Pour qu’aucune voix ne puisse être émise à l’intérieur [du pays], des ordres ont été donnés à l’armée, à la police, à la justice. A ce point que le bureau du Procureur d’Istanbul a signé une déclaration qui s’inscrira dans l’histoire comme un document de la honte : « Toute personne ou groupe de personnes qui s’en prendrait, sur les réseaux sociaux, à l’opération “Source de Paix” entreprise par les Forces armées turques, à la paix sociale en Turquie, au calme, à la sécurité intérieure et à l’unité du pays, que ce soit par des écrits ou par des images, encourt l’application de la loi et des dispositions prévues par le Code pénal turc, au titre de la loi anti-terroriste et tout le dispositif légal existant. »
Pendant que le bureau du procureur s’assurait qu’aucune voix discordante n’existerait, les opérations de mise en garde-à-vue avaient déjà commencé. Le fait de dire “Non à la guerre” fut étiqueté “soutien au terrorisme” et ce processus se poursuit encore. Au milieu de toutes ces oppressions, les paroles prétendument prononcées par Aslı Erdoğan, autrice, jugée en encourant la perpétuité, ont percuté l’actualité.

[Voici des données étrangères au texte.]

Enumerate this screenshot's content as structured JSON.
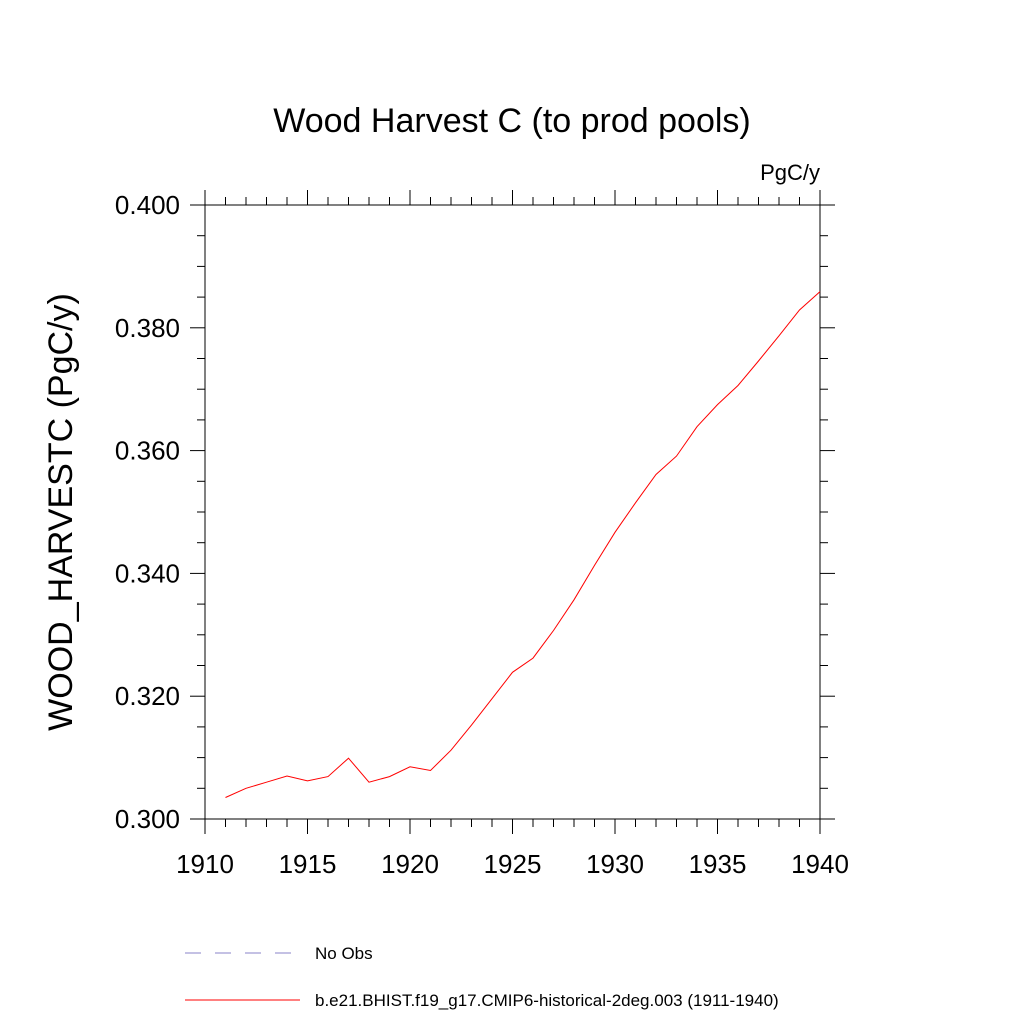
{
  "chart_data": {
    "type": "line",
    "title": "Wood Harvest C (to prod pools)",
    "units": "PgC/y",
    "xlabel": "",
    "ylabel": "WOOD_HARVESTC  (PgC/y)",
    "xlim": [
      1910,
      1940
    ],
    "ylim": [
      0.3,
      0.4
    ],
    "xticks": [
      1910,
      1915,
      1920,
      1925,
      1930,
      1935,
      1940
    ],
    "xtick_labels": [
      "1910",
      "1915",
      "1920",
      "1925",
      "1930",
      "1935",
      "1940"
    ],
    "yticks": [
      0.3,
      0.32,
      0.34,
      0.36,
      0.38,
      0.4
    ],
    "ytick_labels": [
      "0.300",
      "0.320",
      "0.340",
      "0.360",
      "0.380",
      "0.400"
    ],
    "grid": false,
    "legend_position": "bottom",
    "series": [
      {
        "name": "b.e21.BHIST.f19_g17.CMIP6-historical-2deg.003 (1911-1940)",
        "color": "#ff0000",
        "style": "solid",
        "x": [
          1911,
          1912,
          1913,
          1914,
          1915,
          1916,
          1917,
          1918,
          1919,
          1920,
          1921,
          1922,
          1923,
          1924,
          1925,
          1926,
          1927,
          1928,
          1929,
          1930,
          1931,
          1932,
          1933,
          1934,
          1935,
          1936,
          1937,
          1938,
          1939,
          1940
        ],
        "y": [
          0.3035,
          0.305,
          0.306,
          0.307,
          0.3062,
          0.3069,
          0.3099,
          0.306,
          0.3069,
          0.3085,
          0.3079,
          0.3112,
          0.3153,
          0.3196,
          0.3239,
          0.3262,
          0.3307,
          0.3357,
          0.3413,
          0.3467,
          0.3515,
          0.3561,
          0.3591,
          0.3639,
          0.3675,
          0.3706,
          0.3746,
          0.3787,
          0.3829,
          0.3859
        ]
      }
    ],
    "legend": [
      {
        "label": "No Obs",
        "color": "#8a83c8",
        "style": "dashed"
      },
      {
        "label": "b.e21.BHIST.f19_g17.CMIP6-historical-2deg.003 (1911-1940)",
        "color": "#ff0000",
        "style": "solid"
      }
    ]
  }
}
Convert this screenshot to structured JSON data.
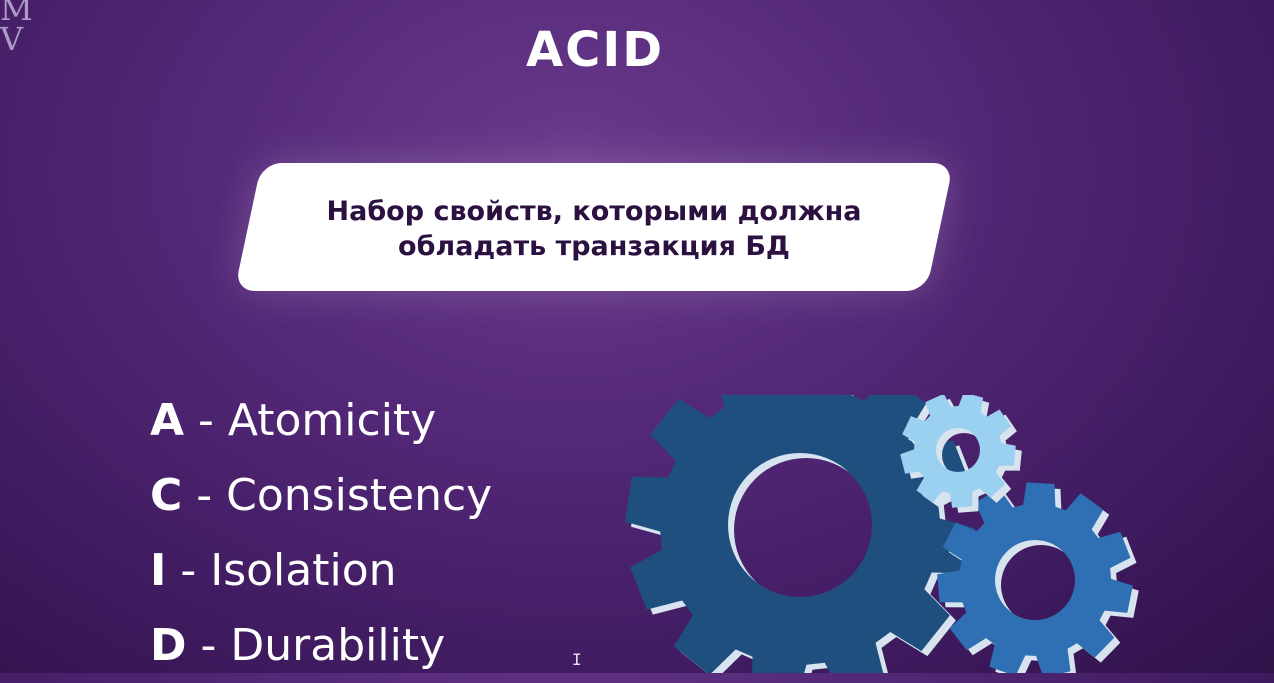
{
  "watermark": {
    "line1": "M",
    "line2": "V"
  },
  "title": "ACID",
  "definition": {
    "line1": "Набор свойств, которыми должна",
    "line2": "обладать транзакция БД"
  },
  "properties": [
    {
      "letter": "A",
      "separator": " - ",
      "name": "Atomicity"
    },
    {
      "letter": "C",
      "separator": " - ",
      "name": "Consistency"
    },
    {
      "letter": "I",
      "separator": " - ",
      "name": "Isolation"
    },
    {
      "letter": "D",
      "separator": " - ",
      "name": "Durability"
    }
  ],
  "illustration": {
    "icon": "gears-icon",
    "colors": {
      "dark_gear": "#1f4f7e",
      "mid_gear": "#2f6fb3",
      "light_gear": "#9ad0f0",
      "edge": "#d7e3ee"
    }
  },
  "cursor_icon": "text-cursor-icon"
}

Qu’est-ce qu’on n’a pas entendu, après que le fait qu’on ait fait dire à Aslı Erdoğan ce “Nous, les turcs, sommes conditionnés à détester les Kurdes dès l’entrée de l’école “, relayé par la presse. D’auteurs de journaux de gauche, qui qualifient cela de “foutaise”, à ceux qui affirment “elle court après la célébrité, en calomniant son pays”, de ceux qui disent “elle diffame” à ceux qui prétendent “dans notre pays le racisme n’existe pas”, jusqu’aux manchettes qui annoncent “Aslı Erdoğan, amatrice du terrorisme”, “L’Occident demande, Aslı offre”, toute une panoplie d’accusations et de dénonciations ciblées a vu le jour.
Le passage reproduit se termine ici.